EDIT: Oh, and how could I forget: this was replete with visits from Party Officials^W^WRegional Managers. The visits were officially "secret", but of course the Store Manager would be tipped off by someone in the Regional Office. Thus, the next 24 hours would be spent artificially polishing the store (zoning, filling holes on the shelves with products that don't belong there) at the cost of doing the real work.
What amazed me when I entered the workforce is how dysfunctional even highly successful companies are - or at least how dysfunctional they seem to be.
What you've described above is an entertaining read, but does it really depict anything unique to Wal-Mart? Other places I've worked:
Glorified their corporate leadership
Issued well-intentioned-but-tonedeaf "edicts," unrealistic quotas, or contradictory guidelines to regional offices
Scapegoated a person for not fulfilling some impossible set of requirements
Wallpapered over problems at the expense of doing real work for the sake of impressing superiors
Working for Wal-Mart sounds like working for lots of companies.
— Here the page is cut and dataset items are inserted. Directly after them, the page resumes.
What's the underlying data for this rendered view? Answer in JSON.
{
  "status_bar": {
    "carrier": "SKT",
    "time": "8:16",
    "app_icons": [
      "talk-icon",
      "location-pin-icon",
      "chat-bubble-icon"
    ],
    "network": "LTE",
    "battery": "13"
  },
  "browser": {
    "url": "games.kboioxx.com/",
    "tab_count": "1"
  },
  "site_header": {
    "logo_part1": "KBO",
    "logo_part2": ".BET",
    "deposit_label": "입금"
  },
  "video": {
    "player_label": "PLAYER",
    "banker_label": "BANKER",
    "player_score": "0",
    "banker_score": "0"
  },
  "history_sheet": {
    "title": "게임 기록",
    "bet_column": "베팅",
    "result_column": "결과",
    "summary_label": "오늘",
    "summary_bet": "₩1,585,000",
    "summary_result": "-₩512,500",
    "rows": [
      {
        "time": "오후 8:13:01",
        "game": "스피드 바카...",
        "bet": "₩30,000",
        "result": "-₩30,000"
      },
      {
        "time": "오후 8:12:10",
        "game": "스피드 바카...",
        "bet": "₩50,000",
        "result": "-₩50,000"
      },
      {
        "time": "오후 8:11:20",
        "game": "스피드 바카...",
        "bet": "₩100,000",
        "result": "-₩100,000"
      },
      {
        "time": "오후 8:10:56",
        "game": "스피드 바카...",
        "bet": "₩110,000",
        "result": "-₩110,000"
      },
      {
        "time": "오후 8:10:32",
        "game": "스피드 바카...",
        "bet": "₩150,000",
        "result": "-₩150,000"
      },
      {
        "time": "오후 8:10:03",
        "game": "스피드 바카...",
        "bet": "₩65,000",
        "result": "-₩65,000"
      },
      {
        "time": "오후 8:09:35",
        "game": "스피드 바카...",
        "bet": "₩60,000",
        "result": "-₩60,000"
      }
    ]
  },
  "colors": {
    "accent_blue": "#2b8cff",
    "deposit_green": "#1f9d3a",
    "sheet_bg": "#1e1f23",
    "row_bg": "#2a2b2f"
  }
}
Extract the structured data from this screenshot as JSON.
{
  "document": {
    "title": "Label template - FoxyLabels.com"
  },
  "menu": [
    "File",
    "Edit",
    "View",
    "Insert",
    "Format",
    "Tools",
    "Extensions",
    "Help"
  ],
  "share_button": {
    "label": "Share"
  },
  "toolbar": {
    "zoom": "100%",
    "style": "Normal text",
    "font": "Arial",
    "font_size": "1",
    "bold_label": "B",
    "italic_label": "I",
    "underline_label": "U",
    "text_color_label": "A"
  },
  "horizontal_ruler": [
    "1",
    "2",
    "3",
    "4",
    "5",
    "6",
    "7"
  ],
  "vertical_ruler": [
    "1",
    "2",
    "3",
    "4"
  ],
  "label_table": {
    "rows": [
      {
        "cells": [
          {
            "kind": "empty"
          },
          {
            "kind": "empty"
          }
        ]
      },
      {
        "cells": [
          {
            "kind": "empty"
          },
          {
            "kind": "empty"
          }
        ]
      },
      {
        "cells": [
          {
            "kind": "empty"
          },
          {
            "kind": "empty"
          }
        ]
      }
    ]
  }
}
I suspect that hidden somewhere inside the nonsense are a few things they do well to make them successful, whereas other corporations do the same set of counterproductive things without that useful core.
Look at some freelancers and tiny companies and you'll see that severe problems and inefficiencies exist on both extremes of the size scale.
They happen in the military and in all levels of academia, too.
My point is that a small set of good practices can apparently overcome a wealth of bad ones.